A reedição da coligação PSD/CDS tem dez dias de existência, mas já tropeçou. E no mesmo momento passado de sempre. Ao recordar a crise política de 2013 (a da demissão “irrevogável” ), Passos Coelho disse ter sabido da decisão de Paulo Portas por sms, à tarde. Portas desmente e garante que foi “de manhã” e “naturalmente formalizado por carta”.
A história começa numa biografia autorizada de Pedro Passos Coelho, escrita por uma assessora do grupo parlamentar do PSD. Lá consta o episódio do Verão quente de 2013 em que o então ministro dos Negócios Estrangeiros se demitiu, mas contado pelo próprio primeiro–ministro. “Fui almoçar e quando ia a caminho da comissão permanente [do PSD], às 15h00, recebi uma SMS do Dr. Paulo Portas a dizer que tinha reflectido muito e que se ia demitir.” No sms enviado ao fim do dia de ontem com a nota de imprensa do CDS é dito que “Paulo Portas não falou com a autora do livro pelo que admite que a mesma tenha incorrido num lapso a que não atribui importância”. Mas a frase em questão não é da biógrafa, Sofia Aureliano, mas sim do biografado, o líder do PSD, Pedro Passos Coelho.
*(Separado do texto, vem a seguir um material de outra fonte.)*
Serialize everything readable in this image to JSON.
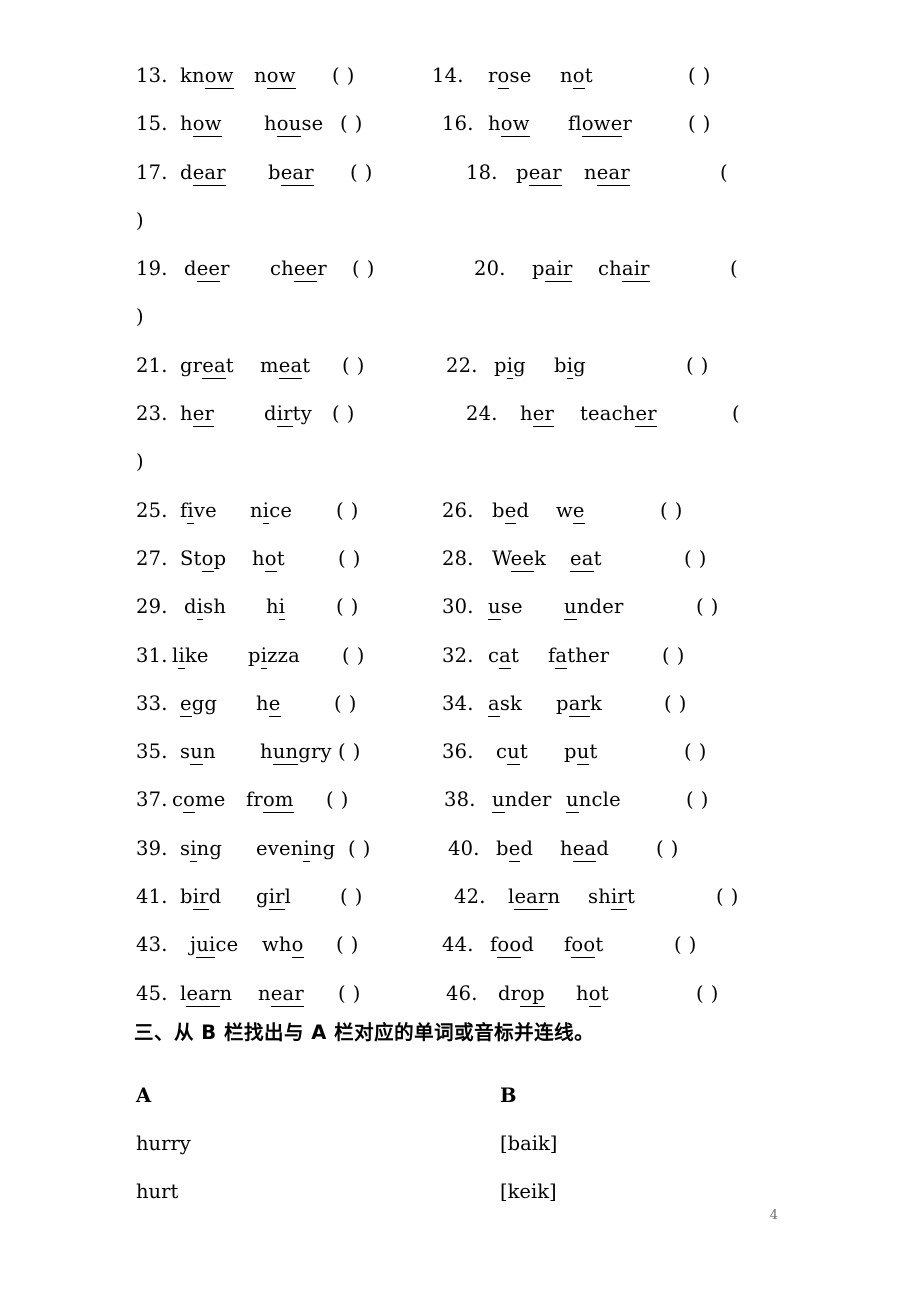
{
  "document": {
    "page_number": "4"
  },
  "exercise_rows": [
    {
      "left": {
        "num": "13.",
        "w1": [
          "kn",
          "ow",
          ""
        ],
        "w2": [
          "n",
          "ow",
          ""
        ],
        "paren": "(    )"
      },
      "right": {
        "num": "14.",
        "w1": [
          "r",
          "o",
          "se"
        ],
        "w2": [
          "n",
          "o",
          "t"
        ],
        "paren": "(    )"
      }
    },
    {
      "left": {
        "num": "15.",
        "w1": [
          "h",
          "ow",
          ""
        ],
        "w2": [
          "h",
          "ou",
          "se"
        ],
        "paren": "(    )"
      },
      "right": {
        "num": "16.",
        "w1": [
          "h",
          "ow",
          ""
        ],
        "w2": [
          "fl",
          "owe",
          "r"
        ],
        "paren": "(    )"
      }
    },
    {
      "left": {
        "num": "17.",
        "w1": [
          "d",
          "ear",
          ""
        ],
        "w2": [
          "b",
          "ear",
          ""
        ],
        "paren": "(    )"
      },
      "right": {
        "num": "18.",
        "w1": [
          "p",
          "ear",
          ""
        ],
        "w2": [
          "n",
          "ear",
          ""
        ],
        "paren": "(",
        "hang": ")"
      }
    },
    {
      "left": {
        "num": "19.",
        "w1": [
          "d",
          "ee",
          "r"
        ],
        "w2": [
          "ch",
          "ee",
          "r"
        ],
        "paren": "(    )"
      },
      "right": {
        "num": "20.",
        "w1": [
          "p",
          "air",
          ""
        ],
        "w2": [
          "ch",
          "air ",
          ""
        ],
        "paren": "(",
        "hang": ")"
      }
    },
    {
      "left": {
        "num": "21.",
        "w1": [
          "gr",
          "ea",
          "t"
        ],
        "w2": [
          "m",
          "ea",
          "t"
        ],
        "paren": "(    )"
      },
      "right": {
        "num": "22.",
        "w1": [
          "p",
          "i",
          "g"
        ],
        "w2": [
          "b",
          "i",
          "g"
        ],
        "paren": "(    )"
      }
    },
    {
      "left": {
        "num": "23.",
        "w1": [
          "h",
          "er",
          ""
        ],
        "w2": [
          "d",
          "ir",
          "ty"
        ],
        "paren": "(    )"
      },
      "right": {
        "num": "24.",
        "w1": [
          "h",
          "er",
          ""
        ],
        "w2": [
          "teach",
          "er",
          ""
        ],
        "paren": "(",
        "hang": ")"
      }
    },
    {
      "left": {
        "num": "25.",
        "w1": [
          "f",
          "i",
          "ve"
        ],
        "w2": [
          "n",
          "i",
          "ce"
        ],
        "paren": "(    )"
      },
      "right": {
        "num": "26.",
        "w1": [
          "b",
          "e",
          "d"
        ],
        "w2": [
          "w",
          "e ",
          ""
        ],
        "paren": "(    )"
      }
    },
    {
      "left": {
        "num": "27.",
        "w1": [
          "St",
          "o",
          "p"
        ],
        "w2": [
          "h",
          "o",
          "t"
        ],
        "paren": "(    )"
      },
      "right": {
        "num": "28.",
        "w1": [
          "W",
          "ee",
          "k"
        ],
        "w2": [
          "",
          "ea",
          "t"
        ],
        "paren": "(    )"
      }
    },
    {
      "left": {
        "num": "29.",
        "w1": [
          "d",
          "i",
          "sh"
        ],
        "w2": [
          "h",
          "i",
          ""
        ],
        "paren": "(    )"
      },
      "right": {
        "num": "30.",
        "w1": [
          "",
          "u",
          "se"
        ],
        "w2": [
          "",
          "u",
          "nder"
        ],
        "paren": "(    )"
      }
    },
    {
      "left": {
        "num": "31.",
        "w1": [
          "l",
          "i",
          "ke"
        ],
        "w2": [
          "p",
          "i",
          "zza"
        ],
        "paren": "(    )"
      },
      "right": {
        "num": "32.",
        "w1": [
          "c",
          "a",
          "t"
        ],
        "w2": [
          "f",
          "a",
          "ther"
        ],
        "paren": "(    )"
      }
    },
    {
      "left": {
        "num": "33.",
        "w1": [
          "",
          "e",
          "gg"
        ],
        "w2": [
          "h",
          "e",
          ""
        ],
        "paren": "(    )"
      },
      "right": {
        "num": "34.",
        "w1": [
          "",
          "a",
          "sk"
        ],
        "w2": [
          "p",
          "ar",
          "k"
        ],
        "paren": "(    )"
      }
    },
    {
      "left": {
        "num": "35.",
        "w1": [
          "s",
          "u",
          "n"
        ],
        "w2": [
          "h",
          "un",
          "gry"
        ],
        "paren": "(    )"
      },
      "right": {
        "num": "36.",
        "w1": [
          "c",
          "u",
          "t"
        ],
        "w2": [
          "p",
          "u",
          "t"
        ],
        "paren": "(    )"
      }
    },
    {
      "left": {
        "num": "37.",
        "w1": [
          "c",
          "o",
          "me"
        ],
        "w2": [
          "fr",
          "om",
          ""
        ],
        "paren": "(    )"
      },
      "right": {
        "num": "38.",
        "w1": [
          "",
          "u",
          "nder"
        ],
        "w2": [
          "",
          "u",
          "ncle"
        ],
        "paren": "(    )"
      }
    },
    {
      "left": {
        "num": "39.",
        "w1": [
          "s",
          "i",
          "ng"
        ],
        "w2": [
          "even",
          "i",
          "ng"
        ],
        "paren": "(    )"
      },
      "right": {
        "num": "40.",
        "w1": [
          "b",
          "e",
          "d"
        ],
        "w2": [
          "h",
          "ea",
          "d"
        ],
        "paren": "(    )"
      }
    },
    {
      "left": {
        "num": "41.",
        "w1": [
          "b",
          "ir",
          "d"
        ],
        "w2": [
          "g",
          "ir",
          "l"
        ],
        "paren": "(    )"
      },
      "right": {
        "num": "42.",
        "w1": [
          "l",
          "ear",
          "n"
        ],
        "w2": [
          "sh",
          "ir",
          "t"
        ],
        "paren": "(    )"
      }
    },
    {
      "left": {
        "num": "43.",
        "w1": [
          "j",
          "ui",
          "ce"
        ],
        "w2": [
          "wh",
          "o",
          ""
        ],
        "paren": "(    )"
      },
      "right": {
        "num": "44.",
        "w1": [
          "f",
          "oo",
          "d"
        ],
        "w2": [
          "f",
          "oo",
          "t"
        ],
        "paren": "(    )"
      }
    },
    {
      "left": {
        "num": "45.",
        "w1": [
          "l",
          "ear",
          "n"
        ],
        "w2": [
          "n",
          "ear",
          ""
        ],
        "paren": "(    )"
      },
      "right": {
        "num": "46.",
        "w1": [
          "dr",
          "op",
          ""
        ],
        "w2": [
          "h",
          "o",
          "t"
        ],
        "paren": "(    )"
      }
    }
  ],
  "section_three": {
    "heading": "三、从 B 栏找出与 A 栏对应的单词或音标并连线。",
    "column_a_header": "A",
    "column_b_header": "B",
    "pairs": [
      {
        "a": "hurry",
        "b": "[baik]"
      },
      {
        "a": "hurt",
        "b": "[keik]"
      }
    ]
  }
}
Na nota à imprensa, o CDS garante que Portas “não comenta nem valoriza a notícias surgidas a propósito da publicação do livro ‘Somos o que escolhemos ser’”, título da biografia em que Passos também atribui a Portas a saída de Vítor Gaspar do governo, depois de falar na alta tensão entre os dois. “OVítor Gaspar não vai aceitar ficar e eu, no lugar dele, também não aceitaria.”
Com o líder numa visita à Colômbia, durante o dia de ontem, o CDStentou refrear ânimos mais exaltados, apenas expressos em declarações em off em que o único que desalinhou foi Diogo Feio. Ao “Económico”, o vice-presidente do partido dizia que “era bom também que o livro dissesse de que forma o primeiro-ministro informou Paulo Portas sobre o nome da nova ministra das Finanças” – uma provocação que não foi repetida, com Feio a remeter-se ao silêncio o resto do dia.
Ao i, outro membro da comissão executiva do CDS admite que “se [a afirmação de Passos] tivesse sido antes do acordo de coligação, teria tido um impacto muito grande”, porque as negociações “estavam centradas numa articulação pessoal entre os dois”, argumenta. “Agora é uma coisa de memória, independentemente de ter sido assim ou não, de ser mais ou menos oportuno”, diz a mesma fonte. A coligação não fica em risco, mas apenas porque já está além do irrevogável encontro de vontades entre Pedro e Paulo, garantem os centristas que, ainda assim, ficaram incomodados com o timing desta publicação. No CDS ninguém acredita que Passos não o conhecia.
A biografia, publicada pela Alêtheia, editora de Zita Seabra, ex-deputada e ex-dirigente do PSD, foi apresentada ontem no Porto pelo comissário europeu Carlos Moedas. A autora é assessora do grupo parlamentar do PSD desde 2011. Entrou na era Passos, mas só conheceu o primeiro-ministro em pessoa quando, mais recentemente, lhe propôs escrever a sua biografia. O primeiro-ministro “demorou muito tempo a aceitar”, diz a assessora ao i, “mas quando deu consentimento, houve grande abertura”. Garante que Passos “não conheceu o produto final” e que “não sabia que o lançamento era agora”. Oprimeiro-ministro não esteve na apresentação, mas o livro já tinha sido amplamente noticiado nas últimas semanas.
Os primeiros capítulos dedicam–se ao percurso menos público de Passos, mas foram os últimos (dedicados à governação) que causaram polémica. OPresidente da República também não escapou, com Passos a acusá--lo de ter deixado o governo em “banho-maria durante 20 dias de estéril negociação com o PS cujo desfecho era absolutamente previsível”. De visita à Noruega, Cavaco respondeu assim: “Só escreverei as minhas memórias depois de 9 de Março de 2016 [altura em que termina o mandato em Belém].”